Darüber hinaus sind insbesondere Kinder gefährdet, die wegen einer Kontraindikation (z. B. bei einem angeborenen Immundefekt oder unter immununterdrückender Therapie wegen einer Krebserkrankung) nicht geimpft werden können und für ihren Schutz auf den oben erklärten Herdenschutz angewiesen sind. Gefährdet sind aber auch Babys und kleine Kinder im ersten und zweiten Lebensjahr, die wegen ihres Alters noch nicht vollständig geimpft werden konnten. Viele Kinder werden bereits in diesem Alter in Krippen und Kindertagesstätten betreut. Deshalb besteht bei ihnen z. B. bei Masern ein erhöhtes Risiko eines schweren, möglicherweise sogar tödlichen Krankheitsverlaufs oder eines bleibenden Gesundheitsschadens.



Einen Leitfaden zur Gesundheitsförderung in der Kinderbetreuung für Kinder unter drei Jahren bietet das "Curriculum Kinder gesund betreut" der Stiftung Kindergesundheit, www.kinder-gesund-betreut.de.

Anstelle der in Deutschland schwierig durchzusetzenden und zu kontrollierenden Impfpflicht hält Professor Liese eine verbindliche und gute Aufklärung der Eltern bei Eintritt der Kinder in Krippe, Kindergarten oder Schule für am wichtigsten. Es soll nicht vergessen werden, das bereits  heute für viele Erkrankungen hohe Durchimpfungsraten in Deutschland erzielt wurden und damit eine große Reduktion an Erkrankungszahlen! Prof. Liese betont: "Wichtig ist im Übrigen ja nicht nur der Schutz der Kinder, sondern auch der Erwachsene, deren notwendige Auffrischimpfungen häufig einfach übersehen und vergessen werden. Die meisten Fälle der früher klassischen Kinderkrankheiten, wie Maser oder Keuchhusten treten heute im Erwachsenenalter auf."

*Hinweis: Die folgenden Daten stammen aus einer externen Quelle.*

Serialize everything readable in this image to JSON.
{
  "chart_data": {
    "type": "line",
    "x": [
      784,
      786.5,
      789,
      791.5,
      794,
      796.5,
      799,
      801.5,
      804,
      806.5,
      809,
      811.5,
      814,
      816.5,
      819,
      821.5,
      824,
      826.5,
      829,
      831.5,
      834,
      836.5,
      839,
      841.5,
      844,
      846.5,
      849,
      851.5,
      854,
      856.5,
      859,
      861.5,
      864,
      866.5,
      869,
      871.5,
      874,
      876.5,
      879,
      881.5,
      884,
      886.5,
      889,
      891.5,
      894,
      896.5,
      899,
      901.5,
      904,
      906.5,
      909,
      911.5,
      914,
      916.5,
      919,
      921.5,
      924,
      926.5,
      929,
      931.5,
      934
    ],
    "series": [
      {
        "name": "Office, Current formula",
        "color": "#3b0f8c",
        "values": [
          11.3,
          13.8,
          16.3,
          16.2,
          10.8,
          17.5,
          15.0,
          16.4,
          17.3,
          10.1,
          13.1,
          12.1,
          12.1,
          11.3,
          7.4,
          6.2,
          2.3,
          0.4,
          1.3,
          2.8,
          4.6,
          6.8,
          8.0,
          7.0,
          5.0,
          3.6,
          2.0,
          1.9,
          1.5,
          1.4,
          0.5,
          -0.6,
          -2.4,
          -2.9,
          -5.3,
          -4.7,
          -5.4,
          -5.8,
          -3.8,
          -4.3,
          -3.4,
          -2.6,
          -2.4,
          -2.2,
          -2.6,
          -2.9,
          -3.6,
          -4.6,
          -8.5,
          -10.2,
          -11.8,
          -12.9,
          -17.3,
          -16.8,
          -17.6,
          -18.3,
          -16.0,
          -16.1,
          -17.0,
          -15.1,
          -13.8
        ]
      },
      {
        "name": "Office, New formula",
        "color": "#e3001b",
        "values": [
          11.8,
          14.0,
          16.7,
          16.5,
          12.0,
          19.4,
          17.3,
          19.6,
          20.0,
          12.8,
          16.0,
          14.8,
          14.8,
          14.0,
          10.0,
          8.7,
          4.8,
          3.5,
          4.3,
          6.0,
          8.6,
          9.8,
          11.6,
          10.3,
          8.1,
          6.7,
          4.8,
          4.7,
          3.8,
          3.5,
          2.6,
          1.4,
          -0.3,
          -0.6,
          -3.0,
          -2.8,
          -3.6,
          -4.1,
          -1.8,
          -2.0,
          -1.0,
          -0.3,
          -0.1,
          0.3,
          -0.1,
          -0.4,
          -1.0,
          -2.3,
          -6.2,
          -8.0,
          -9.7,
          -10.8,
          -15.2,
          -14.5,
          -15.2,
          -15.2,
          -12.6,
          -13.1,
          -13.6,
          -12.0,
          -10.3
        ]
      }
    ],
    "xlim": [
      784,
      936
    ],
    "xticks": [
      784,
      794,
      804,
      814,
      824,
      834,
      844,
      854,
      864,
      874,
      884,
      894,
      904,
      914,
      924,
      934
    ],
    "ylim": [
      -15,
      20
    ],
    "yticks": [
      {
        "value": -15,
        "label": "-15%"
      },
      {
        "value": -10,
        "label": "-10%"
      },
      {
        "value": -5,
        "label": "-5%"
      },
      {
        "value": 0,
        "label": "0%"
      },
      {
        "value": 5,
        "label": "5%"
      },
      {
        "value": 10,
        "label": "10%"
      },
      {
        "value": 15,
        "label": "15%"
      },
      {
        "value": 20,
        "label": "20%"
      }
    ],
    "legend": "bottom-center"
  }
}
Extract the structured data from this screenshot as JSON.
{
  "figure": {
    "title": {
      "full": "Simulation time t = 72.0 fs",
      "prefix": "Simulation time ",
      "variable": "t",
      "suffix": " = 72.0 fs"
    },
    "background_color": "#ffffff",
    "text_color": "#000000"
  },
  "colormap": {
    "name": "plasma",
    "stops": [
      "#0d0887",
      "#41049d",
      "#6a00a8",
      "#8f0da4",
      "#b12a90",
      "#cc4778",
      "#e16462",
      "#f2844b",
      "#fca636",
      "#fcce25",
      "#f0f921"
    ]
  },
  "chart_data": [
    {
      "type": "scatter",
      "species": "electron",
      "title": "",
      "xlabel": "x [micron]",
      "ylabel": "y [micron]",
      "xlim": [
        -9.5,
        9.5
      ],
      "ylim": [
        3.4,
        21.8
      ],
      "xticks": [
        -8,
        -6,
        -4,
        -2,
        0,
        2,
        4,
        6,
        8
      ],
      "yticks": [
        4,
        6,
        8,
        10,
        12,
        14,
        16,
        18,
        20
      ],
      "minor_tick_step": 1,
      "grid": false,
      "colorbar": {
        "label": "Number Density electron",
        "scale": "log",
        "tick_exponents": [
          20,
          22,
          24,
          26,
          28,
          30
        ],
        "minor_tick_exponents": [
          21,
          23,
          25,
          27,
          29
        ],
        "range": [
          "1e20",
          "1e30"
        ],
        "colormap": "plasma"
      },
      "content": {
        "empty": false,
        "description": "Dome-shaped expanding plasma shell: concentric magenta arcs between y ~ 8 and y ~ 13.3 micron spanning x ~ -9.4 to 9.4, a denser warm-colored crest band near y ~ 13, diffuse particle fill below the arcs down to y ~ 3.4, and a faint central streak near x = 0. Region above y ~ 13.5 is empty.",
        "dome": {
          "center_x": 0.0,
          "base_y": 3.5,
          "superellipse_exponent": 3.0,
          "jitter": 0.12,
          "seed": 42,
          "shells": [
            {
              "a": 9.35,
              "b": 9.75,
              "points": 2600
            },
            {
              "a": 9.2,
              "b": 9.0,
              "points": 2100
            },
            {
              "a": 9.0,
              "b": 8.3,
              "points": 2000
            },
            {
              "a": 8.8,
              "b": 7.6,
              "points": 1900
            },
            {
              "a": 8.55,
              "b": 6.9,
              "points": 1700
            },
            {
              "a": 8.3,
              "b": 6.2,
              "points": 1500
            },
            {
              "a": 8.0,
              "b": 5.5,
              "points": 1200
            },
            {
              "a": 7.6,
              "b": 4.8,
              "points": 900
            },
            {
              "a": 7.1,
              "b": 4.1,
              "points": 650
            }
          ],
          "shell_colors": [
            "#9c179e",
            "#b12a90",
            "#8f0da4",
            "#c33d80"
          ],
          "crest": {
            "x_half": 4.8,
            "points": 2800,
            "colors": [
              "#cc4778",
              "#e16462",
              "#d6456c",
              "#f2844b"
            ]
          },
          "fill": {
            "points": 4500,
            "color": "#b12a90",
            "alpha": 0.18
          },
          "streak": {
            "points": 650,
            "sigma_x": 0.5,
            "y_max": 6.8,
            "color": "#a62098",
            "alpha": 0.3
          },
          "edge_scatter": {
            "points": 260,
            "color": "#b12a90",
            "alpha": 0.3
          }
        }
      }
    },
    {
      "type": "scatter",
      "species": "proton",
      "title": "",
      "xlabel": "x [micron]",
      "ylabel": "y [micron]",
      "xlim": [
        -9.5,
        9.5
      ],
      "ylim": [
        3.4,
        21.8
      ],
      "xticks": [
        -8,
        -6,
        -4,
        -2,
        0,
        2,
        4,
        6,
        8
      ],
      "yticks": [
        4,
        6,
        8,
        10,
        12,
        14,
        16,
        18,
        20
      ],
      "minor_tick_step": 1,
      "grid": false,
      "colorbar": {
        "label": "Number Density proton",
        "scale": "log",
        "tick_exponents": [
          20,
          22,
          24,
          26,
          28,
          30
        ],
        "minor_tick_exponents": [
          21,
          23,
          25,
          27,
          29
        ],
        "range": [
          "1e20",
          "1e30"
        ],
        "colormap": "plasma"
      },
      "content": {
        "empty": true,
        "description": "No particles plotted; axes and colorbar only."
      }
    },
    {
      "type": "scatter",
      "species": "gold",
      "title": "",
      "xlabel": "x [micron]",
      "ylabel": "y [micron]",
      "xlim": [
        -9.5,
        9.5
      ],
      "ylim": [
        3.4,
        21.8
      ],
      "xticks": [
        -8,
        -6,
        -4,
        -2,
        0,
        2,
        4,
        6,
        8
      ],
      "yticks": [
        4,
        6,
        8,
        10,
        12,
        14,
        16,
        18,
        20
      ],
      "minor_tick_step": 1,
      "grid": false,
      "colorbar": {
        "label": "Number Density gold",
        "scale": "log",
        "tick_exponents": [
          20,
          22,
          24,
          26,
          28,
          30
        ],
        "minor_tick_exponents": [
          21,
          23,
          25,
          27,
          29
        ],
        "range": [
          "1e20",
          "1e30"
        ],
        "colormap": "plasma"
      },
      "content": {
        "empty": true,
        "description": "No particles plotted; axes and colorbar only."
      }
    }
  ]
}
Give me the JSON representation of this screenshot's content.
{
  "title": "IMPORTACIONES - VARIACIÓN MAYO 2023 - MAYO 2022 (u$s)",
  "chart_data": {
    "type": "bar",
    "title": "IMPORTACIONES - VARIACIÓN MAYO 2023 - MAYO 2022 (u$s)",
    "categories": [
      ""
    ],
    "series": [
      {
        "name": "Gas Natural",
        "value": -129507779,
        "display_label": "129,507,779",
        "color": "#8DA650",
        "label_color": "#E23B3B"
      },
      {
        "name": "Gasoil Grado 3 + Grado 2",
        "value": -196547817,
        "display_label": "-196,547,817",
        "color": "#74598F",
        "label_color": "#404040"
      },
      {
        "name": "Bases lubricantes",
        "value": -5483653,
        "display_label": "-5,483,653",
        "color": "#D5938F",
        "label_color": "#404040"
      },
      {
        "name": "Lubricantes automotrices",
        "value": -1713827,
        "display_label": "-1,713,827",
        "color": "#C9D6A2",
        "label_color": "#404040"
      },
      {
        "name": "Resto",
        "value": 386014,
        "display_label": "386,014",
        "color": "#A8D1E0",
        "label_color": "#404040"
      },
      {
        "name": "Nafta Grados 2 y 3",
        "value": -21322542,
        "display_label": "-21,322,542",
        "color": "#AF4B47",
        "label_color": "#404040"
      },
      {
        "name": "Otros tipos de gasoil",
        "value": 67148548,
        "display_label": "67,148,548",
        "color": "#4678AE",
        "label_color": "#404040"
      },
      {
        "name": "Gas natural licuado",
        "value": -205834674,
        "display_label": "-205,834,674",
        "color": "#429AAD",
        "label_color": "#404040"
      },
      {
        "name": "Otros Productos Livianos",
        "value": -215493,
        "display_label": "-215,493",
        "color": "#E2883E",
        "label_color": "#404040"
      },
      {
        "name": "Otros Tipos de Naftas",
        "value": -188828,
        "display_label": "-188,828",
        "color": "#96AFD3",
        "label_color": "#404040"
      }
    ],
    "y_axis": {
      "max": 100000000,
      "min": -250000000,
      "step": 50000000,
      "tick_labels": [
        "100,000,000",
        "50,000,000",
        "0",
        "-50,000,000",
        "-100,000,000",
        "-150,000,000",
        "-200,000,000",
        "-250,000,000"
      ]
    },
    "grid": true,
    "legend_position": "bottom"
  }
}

"Eltern, die ihrer elterlichen Sorge zum Impfen ihrer Kinder und von sich selbst nicht nachkommen, gefährden nicht nur die Gesundheit des eigenen Kindes, sondern auch die anderer Menschen. Durch die Impfung ihres Kindes, sowie von sich selbst übernehmen sie auch Verantwortung für die Gesellschaft und tragen dazu bei, den gesundheitlichen Schutz der Bevölkerung zu verbessern".